While this innovative spirit is encouraging, the real challenges around security will remain a concern; notably, the Federal CIO Council has launched a working group on issues of the cloud as they relate to the Federal Information Security Management Act of 2002. Vendors that are able to demonstrate transparency-enhancing cloud offerings in a secure fashion will be well-placed to capitalize on what is likely to be a significant federal investment.
In terms of technology investment, figures are already available as to some of the targets of the US federal stimulus package: over $19 billion will go towards the implementation of electronic health records (EHRs); more than $7 billion has been allocated to increasing the deployment of high-speed broadband networks across the country; and $650 million will be used to increase technology in US public schools. These funds are a welcome infusion into these critical areas; a recent study by the New England Journal of Medicine found that less than 2% of hospitals had implemented EHRs and the US currently ranks 16th in high-speed broadband access among OECD countries.

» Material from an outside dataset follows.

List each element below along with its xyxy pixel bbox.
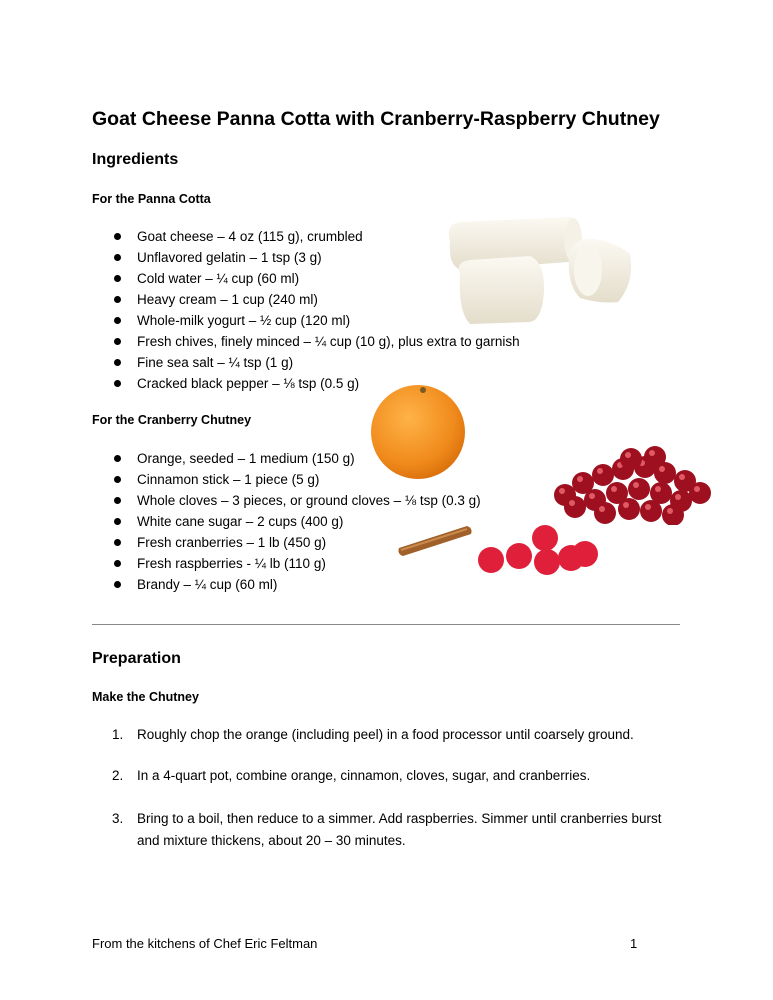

As technology applications, which increasingly permeate citizens’ business and personal lives, move towards online delivery and the cloud, the importance of having a robust broadband network will be critical for the US in order to ensure continued economic and social development. While broadband deployment is likely to spur increased EHR adoption and e-learning initiatives, the initiative is likely to lead to increased e-government and e-business applications as well, in particular those which allow agencies and companies to deliver previously unavailable online services at lower costs.
In order to monitor stimulus spending, the White House has launched Recovery.gov, a site to ensure transparency and accountability through a searchable database of projects funded by stimulus dollars. In addition, Grants.gov is being used as the go-to point for finding information about government grants and simplifying the application process. This is consistent with Obama and Kundra’s desire to increase federal transparency, and is a trend that vendors should take note of when selling their solutions to government.
There is also the issue of the president’s BlackBerry, which received a great deal of media attention during the campaign. Despite concerns that he would not be able to use such a device in office, for security reasons, the president does carry a personal communication device. While this does not necessarily have implications for the government as a whole, it is indicative of the fact that despite the potential for security breaches or a mistakenly sent email, the president appreciates the value that technology and communications provide to individual workers, including those in government.
There is no doubt that Obama has a daunting challenge ahead of him in terms of making the US federal government a more technologically-savvy organization; as the first president in the age of Facebook and Twitter, he will be forced to deal with questions that no US president has faced before. Yet in light of the recent developments outlined above, Datamonitor believes that Obama has already made some very positive technology-related decisions, and remains cautiously optimistic about his prospects of improving government IT, as well as using IT to improve government.